I am writing today from the beautiful Tampa Bay area.

Luke 8:22 Now it came to pass on a certain day, that he went into a ship with his disciples: and he said unto them, Let us go over unto the other side of the lake. And they launched forth. 

 8:23       But as they sailed he fell asleep: and there came down a storm of wind on the lake; and they were filled [with water], and were in jeopardy. 

 8:24       And they came to him, and awoke him, saying, Master, master, we perish. Then he arose, and rebuked the wind and the raging of the water: and they ceased, and there was a calm. 

 8:25       And he said unto them, Where is your faith? And they being afraid wondered, saying one to another, What manner of man is this! for he commandeth even the winds and water, and they obey him. 

First of all I notice in this story that Jesus rebukes them while they came and ask him to do something about the storm. What more could they do? How was that a lack of faith? Aren’t we to come to Jesus with our problems? Is that not a sign of faith? Yes, the Bible says we are to come to Jesus with our problems, but it also tells us how, “But let him ask in faith, nothing wavering. For he that wavereth is like a wave of the sea driven with the wind and tossed.” James 1:6 Funny James even references waves tossed with the winds. Maybe the disciples should have said, “Lord help us overcome this storm” instead of implying that they were going to perish. We must have faith and remember too, in times of storms, that sometimes Jesus calms the storm, and sometimes He calms His child, and lets the storm rage on. Peace does not mean there is no storm. Peace just means you are with Jesus in the storm.
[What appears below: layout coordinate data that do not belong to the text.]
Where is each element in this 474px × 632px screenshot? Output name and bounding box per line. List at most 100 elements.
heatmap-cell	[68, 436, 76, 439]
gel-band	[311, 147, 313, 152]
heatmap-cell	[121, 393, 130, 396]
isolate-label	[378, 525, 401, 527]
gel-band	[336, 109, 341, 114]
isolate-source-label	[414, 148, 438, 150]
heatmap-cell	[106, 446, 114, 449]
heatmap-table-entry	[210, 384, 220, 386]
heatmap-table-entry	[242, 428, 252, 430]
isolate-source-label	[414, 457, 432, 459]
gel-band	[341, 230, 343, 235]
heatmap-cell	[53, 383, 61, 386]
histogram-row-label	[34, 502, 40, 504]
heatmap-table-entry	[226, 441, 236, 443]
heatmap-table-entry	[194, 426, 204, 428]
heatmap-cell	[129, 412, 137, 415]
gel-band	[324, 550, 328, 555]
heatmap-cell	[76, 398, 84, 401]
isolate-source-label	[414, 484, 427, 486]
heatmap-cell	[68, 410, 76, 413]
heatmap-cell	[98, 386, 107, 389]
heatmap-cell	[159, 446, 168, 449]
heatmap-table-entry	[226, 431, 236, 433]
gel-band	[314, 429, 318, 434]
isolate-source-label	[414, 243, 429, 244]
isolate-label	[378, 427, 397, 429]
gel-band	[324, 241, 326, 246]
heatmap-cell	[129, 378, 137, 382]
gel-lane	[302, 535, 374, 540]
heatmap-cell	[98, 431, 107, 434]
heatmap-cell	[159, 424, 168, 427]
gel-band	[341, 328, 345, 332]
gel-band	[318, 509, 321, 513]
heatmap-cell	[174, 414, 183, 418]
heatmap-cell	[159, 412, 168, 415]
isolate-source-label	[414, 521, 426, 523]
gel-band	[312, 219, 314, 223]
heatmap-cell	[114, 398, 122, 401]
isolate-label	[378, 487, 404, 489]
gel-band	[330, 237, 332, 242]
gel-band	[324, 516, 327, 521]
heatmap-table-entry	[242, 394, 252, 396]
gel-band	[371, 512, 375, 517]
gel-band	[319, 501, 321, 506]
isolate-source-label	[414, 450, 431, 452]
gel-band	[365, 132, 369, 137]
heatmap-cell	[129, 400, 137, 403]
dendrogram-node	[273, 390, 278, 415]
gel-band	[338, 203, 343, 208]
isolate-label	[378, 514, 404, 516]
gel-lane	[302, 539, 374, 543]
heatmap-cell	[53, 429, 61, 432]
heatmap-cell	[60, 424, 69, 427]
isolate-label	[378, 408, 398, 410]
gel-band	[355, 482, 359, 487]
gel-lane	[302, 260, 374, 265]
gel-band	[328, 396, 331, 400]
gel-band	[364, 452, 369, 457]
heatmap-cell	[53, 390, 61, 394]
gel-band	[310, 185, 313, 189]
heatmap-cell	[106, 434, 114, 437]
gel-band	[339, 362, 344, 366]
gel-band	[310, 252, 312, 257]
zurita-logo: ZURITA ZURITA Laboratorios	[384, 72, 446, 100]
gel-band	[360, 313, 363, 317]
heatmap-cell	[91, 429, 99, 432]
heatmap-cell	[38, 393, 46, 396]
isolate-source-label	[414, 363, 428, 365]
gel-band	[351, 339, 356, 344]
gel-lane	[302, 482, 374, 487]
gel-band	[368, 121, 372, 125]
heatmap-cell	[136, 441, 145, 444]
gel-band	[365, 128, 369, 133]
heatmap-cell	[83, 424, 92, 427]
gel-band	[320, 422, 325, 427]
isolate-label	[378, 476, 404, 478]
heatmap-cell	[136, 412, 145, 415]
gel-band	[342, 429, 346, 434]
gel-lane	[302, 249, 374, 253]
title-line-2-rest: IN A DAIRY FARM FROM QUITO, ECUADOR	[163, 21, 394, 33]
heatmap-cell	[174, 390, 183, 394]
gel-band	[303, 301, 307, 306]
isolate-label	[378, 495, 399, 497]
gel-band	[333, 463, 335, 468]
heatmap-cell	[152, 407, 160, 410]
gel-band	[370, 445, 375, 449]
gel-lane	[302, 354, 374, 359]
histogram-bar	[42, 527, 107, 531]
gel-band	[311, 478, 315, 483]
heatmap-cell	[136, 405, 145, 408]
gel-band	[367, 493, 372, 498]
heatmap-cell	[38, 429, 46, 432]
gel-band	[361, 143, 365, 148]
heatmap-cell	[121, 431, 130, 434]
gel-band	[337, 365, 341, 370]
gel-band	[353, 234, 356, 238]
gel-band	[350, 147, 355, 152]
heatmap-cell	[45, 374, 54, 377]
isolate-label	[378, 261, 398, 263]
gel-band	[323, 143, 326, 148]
Of course when Jesus calmed the storm, it did not just settle down for the little boat the disciples were on. The waters were calmed for everyone on the waters, believer and unbeliever alike. This is how it is, the blessings we ask and receive from God are to flow over and bless the rest of the world. We should ask nothing for ourselves, but for the whole world. Jesus never prayed “Give me my daily bread”, but rather, “Give us our daily bread.” In Daniel 2, Daniel asks God to tell him what the king dreamed so that he and the other non-believing wise men would be saved. As soon as God revealed the dream to Daniel, the first thing Daniel says to the King’s men was “Destroy not the wise men of Babylon.” So by Daniel’s prayer being answered the wise men of Babylon were saved as well. The world will never know or appreciate how many of its blessings it owes to the prayers of the believer.